Any cat owner knows that getting your feline friend to eat their dinner isn’t always so simple as putting some food in a bowl.
While dogs might scarf down their meals in minutes, cats often turn their nose up at familiar favourites or simply refuse to eat.
Now, scientists have worked out why cats often leave piles of expensive food to waste.
And it is not necessarily because they have eaten enough.
Scientists from Iwate University, Japan, discovered that the real reason cats give up on their food is that they are bored with the smell.
Lead author Professor Masao Miyazaki, an expert on cats’ powers of smell, told the Daily Mail: ‘Our findings suggest that cats do not stop eating simply because they are full.
‘Instead, they gradually lose interest when they are repeatedly exposed to the same food odour, a process known as olfactory habituation.’
However, in good news for anxious cat owners, Professor Miyazaki has also discovered the simple solution.
Getting fussy cats to eat their dinner can sometimes be a challenge. But scientists have now discovered the reason that felines leave so much food to waste
Scientists discovered that cats go off their dinner because they get bored of the smell. By changing the food to a new type, cats can be encouraged to eat more even after they appear to be full
Professor Miyazaki says he first became curious about cats’ unusual feeding habits when he noticed the differences between them and his five pet Border Collies.
‘When I feed them, they finish their meals in about one minute. Cats are very different,’ says Professor Miyazaki.
‘As many cat owners know, cats often eat a little, take a break, eat again, and then walk away while leaving food behind.’
This is especially curious given that cats and dogs both share a common carnivore ancestor, suggesting the difference might lie somewhere in their evolutionary past.
To learn more, Professor Miyazaki and his co–authors fed cats in cycles – giving a bowl of food for 10 minutes, followed by 10 minutes in which the food was removed.
The process was repeated six times, weighing the bowl after each feeding session to see how much they ate each time.
As you might expect, the amount of food the hungry cats consumed in each feeding window declined over successive cycles.
However, when scientists swapped out the sixth bowl for a different type of food, the felines suddenly started eating more – even if the food was less appealing.
Compared to cats being presented with the same food (top), cats lost their appetite much more slowly when being given different types (bottom)
Using two–level feeders, scientists found that adding the smell of another food was enough to encourage cats to eat more
Likewise, when the researchers alternated through different types of foods throughout the six feeding sessions, the cats still ate less over time but at a significantly slower rate than those that repeated the same dish.
This suggested that there was something more complex than a full belly preventing cats from cleaning their plates.
In a second experiment, Professor Miyazaki fed the cats with a specially designed bowl that could hold one type of food in the top and a second in a hidden chamber below.
This meant the cats could eat one type of food from the top while smelling the odour of a different type in the bottom.
He discovered that simply changing the odour that the cats could smell while eating was enough to convince them to eat more.
Professor Miyazaki believes that this is because introducing a new smell helps fight the ‘olfactory habituation’ that drives bored tabbies to abandon their dinner.

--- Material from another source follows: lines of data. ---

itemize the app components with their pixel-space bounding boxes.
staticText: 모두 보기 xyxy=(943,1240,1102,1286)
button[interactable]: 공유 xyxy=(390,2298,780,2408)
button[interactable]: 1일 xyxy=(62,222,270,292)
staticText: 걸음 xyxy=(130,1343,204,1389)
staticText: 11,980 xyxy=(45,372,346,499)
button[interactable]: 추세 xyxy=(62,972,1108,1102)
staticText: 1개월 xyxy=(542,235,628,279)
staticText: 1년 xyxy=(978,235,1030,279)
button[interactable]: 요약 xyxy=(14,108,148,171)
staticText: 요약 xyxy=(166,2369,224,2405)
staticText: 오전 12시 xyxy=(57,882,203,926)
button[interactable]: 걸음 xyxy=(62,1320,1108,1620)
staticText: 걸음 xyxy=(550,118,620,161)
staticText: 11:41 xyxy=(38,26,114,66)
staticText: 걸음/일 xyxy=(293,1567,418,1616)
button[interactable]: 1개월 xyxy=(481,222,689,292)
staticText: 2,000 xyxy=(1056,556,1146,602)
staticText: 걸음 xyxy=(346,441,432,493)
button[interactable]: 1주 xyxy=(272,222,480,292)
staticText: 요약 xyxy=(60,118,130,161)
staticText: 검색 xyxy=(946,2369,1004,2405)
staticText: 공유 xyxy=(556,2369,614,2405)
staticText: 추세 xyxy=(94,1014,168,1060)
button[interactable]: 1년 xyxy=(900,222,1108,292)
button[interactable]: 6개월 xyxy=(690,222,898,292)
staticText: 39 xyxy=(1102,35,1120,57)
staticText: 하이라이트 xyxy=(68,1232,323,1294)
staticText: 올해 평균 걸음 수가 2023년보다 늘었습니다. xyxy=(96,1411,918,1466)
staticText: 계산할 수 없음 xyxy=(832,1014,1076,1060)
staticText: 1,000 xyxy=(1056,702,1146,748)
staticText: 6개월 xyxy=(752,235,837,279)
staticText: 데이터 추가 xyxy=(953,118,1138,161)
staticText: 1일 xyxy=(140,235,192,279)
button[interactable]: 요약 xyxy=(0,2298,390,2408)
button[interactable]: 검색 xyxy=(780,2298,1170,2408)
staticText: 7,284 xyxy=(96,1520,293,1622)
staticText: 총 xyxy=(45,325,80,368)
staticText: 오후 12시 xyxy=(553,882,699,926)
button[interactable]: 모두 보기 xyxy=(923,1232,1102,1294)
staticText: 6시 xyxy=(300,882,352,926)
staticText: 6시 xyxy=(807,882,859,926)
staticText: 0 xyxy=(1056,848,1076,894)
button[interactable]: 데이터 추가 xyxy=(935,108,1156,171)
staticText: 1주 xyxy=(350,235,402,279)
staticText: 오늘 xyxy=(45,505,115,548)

‘In other words, novelty in odour makes the food attractive again,’ says Professor Miyazaki.
The researchers believe this stark difference with dogs, who wolf down their food regardless, comes from their different hunting styles.
Dogs evolved from pack hunters, which bring down big prey, fill up on large meals and need to eat quickly.
Cats, on the other hand, come from lone hunters who eat lots of different small prey throughout the day.
Normally, a cat’s fussy feeding isn’t a big problem so long as they are still meeting all their nutritional requirements.
But older cats or those recovering from illnesses can develop health problems if they lose their appetite for extended periods.
Older cats in particular tend to lose their appetite as their sense of smell and taste decline, preventing them from getting all the nutrition they need.
However, according to Professor Miyazaki, this discovery could be the key to boosting your furry companion’s appetite when they need it most.
He says: ‘Our results suggest that introducing different foods, or even just different smells, can help maintain or restore food intake.’
Adding a food topper, such as freeze–dried meats, or mixing small amounts of another food in with their meal can break the habituation and encourage eating.
Scientists suggest that adding different foods to your cat’s dinner can help boost their appetite, just like in this viral TikTok showing a cat enjoying a side salad with dinner
Likewise, Professor Miyazaki points out that some Japanese cat owners use bonito flakes, shavings of dried, smoked fish, to add new smells to their cats’ dinner.
If your cat is on a prescription diet, you can also use a two–layer bowl like the one used by the researchers.
This will allow owners to add a different food to the bottom chamber, changing the smell of their cat’s dinner without affecting what they actually eat.
Professor Miyazaki says: ‘Understanding the role of smell in feeding could help improve feeding strategies, especially for cats with reduced appetite, such as older or sick animals.’